Lei crônica de Carlos Drummond de Andrade sobre Alcântara

“Qualquer pessoa que tenha um mínimo de sensibilidade em face das coisas de arte e história (os “bens culturais” que o Governo procura não só defender como incitar a população a fazer o mesmo) arrepia-se ao ler que será instalada em Alcântara a segundo base de lançamento de mísseis brasileiros...”

    A área já começou a ser demarcada e um fato novo, surpreendente, bole com os nervos da pacata população da pacatíssima cidade inscrita no livro do Tombo do IPHAN como monumento nacional”

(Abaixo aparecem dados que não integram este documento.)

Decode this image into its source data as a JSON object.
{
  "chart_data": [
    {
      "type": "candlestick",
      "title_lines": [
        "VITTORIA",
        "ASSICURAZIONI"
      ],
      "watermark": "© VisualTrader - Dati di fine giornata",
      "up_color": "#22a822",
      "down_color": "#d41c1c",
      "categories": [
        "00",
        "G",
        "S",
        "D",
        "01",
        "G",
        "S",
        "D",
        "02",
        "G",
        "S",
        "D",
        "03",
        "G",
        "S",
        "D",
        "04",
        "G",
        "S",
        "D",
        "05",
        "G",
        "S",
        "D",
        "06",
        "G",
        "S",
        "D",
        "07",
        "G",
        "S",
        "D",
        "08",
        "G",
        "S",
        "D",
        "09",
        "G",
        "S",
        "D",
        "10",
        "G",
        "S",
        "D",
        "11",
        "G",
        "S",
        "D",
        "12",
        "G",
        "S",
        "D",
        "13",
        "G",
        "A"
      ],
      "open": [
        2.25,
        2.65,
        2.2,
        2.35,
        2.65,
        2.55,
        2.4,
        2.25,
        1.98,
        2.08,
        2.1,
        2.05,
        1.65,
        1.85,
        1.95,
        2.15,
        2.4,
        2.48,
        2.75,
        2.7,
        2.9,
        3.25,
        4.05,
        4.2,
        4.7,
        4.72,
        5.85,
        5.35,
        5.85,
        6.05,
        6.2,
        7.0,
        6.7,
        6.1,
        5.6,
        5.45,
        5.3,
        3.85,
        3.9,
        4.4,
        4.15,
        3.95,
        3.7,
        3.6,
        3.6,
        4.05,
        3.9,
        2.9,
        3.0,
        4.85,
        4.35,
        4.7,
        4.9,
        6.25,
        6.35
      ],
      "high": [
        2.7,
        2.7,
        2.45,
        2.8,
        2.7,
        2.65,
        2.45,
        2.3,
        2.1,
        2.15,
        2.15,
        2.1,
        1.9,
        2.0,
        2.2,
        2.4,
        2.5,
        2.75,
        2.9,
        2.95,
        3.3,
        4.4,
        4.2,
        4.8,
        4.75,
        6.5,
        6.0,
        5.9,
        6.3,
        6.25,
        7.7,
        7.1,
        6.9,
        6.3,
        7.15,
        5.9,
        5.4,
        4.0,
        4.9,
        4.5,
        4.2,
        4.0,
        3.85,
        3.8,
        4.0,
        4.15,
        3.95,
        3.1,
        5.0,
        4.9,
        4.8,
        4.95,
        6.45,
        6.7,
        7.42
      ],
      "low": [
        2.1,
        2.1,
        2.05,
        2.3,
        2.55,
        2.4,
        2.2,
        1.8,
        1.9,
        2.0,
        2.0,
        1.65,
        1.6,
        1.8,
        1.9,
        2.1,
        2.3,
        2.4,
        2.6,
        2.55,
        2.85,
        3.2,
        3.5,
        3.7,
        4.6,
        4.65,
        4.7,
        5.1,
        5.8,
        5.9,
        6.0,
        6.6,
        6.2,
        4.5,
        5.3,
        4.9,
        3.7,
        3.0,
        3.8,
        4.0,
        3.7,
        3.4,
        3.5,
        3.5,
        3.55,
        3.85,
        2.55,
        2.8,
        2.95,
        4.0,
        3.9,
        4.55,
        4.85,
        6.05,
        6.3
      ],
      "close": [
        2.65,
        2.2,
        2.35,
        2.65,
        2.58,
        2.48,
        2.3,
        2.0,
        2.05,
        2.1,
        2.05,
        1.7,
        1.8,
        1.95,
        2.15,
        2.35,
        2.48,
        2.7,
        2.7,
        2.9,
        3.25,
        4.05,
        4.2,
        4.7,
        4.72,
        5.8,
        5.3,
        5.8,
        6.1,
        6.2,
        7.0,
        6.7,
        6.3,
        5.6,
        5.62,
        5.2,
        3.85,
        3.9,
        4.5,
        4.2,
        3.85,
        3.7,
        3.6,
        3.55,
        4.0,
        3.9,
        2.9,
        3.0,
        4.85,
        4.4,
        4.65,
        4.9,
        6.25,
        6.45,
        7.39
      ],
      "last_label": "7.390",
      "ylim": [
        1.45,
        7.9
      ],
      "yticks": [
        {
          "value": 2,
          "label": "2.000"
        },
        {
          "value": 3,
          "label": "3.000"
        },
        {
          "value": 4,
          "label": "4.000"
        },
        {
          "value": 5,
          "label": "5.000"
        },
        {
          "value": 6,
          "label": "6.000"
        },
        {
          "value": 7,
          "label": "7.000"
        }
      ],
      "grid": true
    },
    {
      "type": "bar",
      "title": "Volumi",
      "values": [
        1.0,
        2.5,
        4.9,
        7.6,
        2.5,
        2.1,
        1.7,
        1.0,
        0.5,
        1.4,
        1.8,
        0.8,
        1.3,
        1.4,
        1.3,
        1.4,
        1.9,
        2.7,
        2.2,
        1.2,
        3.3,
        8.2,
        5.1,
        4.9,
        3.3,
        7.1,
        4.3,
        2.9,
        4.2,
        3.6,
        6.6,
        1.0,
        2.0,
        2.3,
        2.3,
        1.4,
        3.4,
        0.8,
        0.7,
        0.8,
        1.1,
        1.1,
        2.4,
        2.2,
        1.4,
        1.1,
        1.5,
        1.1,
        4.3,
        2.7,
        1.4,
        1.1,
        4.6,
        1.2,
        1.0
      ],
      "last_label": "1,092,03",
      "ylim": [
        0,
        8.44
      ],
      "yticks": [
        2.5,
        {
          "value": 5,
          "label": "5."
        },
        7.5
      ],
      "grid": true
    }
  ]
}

    Claro que os foguetes não serão lançados no espaço ocupado pelo acervo arquitetônico e paisagístico da cidade, mas a proximidade dessas assustadoras engenhoca vai trazer modificações profundas no viver de sua gente, e não é de crer que os benefícios de circulação do dinheiro compensem os incômodos da militarização de vasta área agrícola em torno do conjunto tombado. Não se poderia localizar a estação de mísseis em outro ponto, sem, afetar a grave e silenciosa beleza de Alcântara, com seus velghos sobrados convertidos em monumento nacional?”

Na coluna do Caderno B do Jornal do Brasil, edição de 21 de julho de 1981.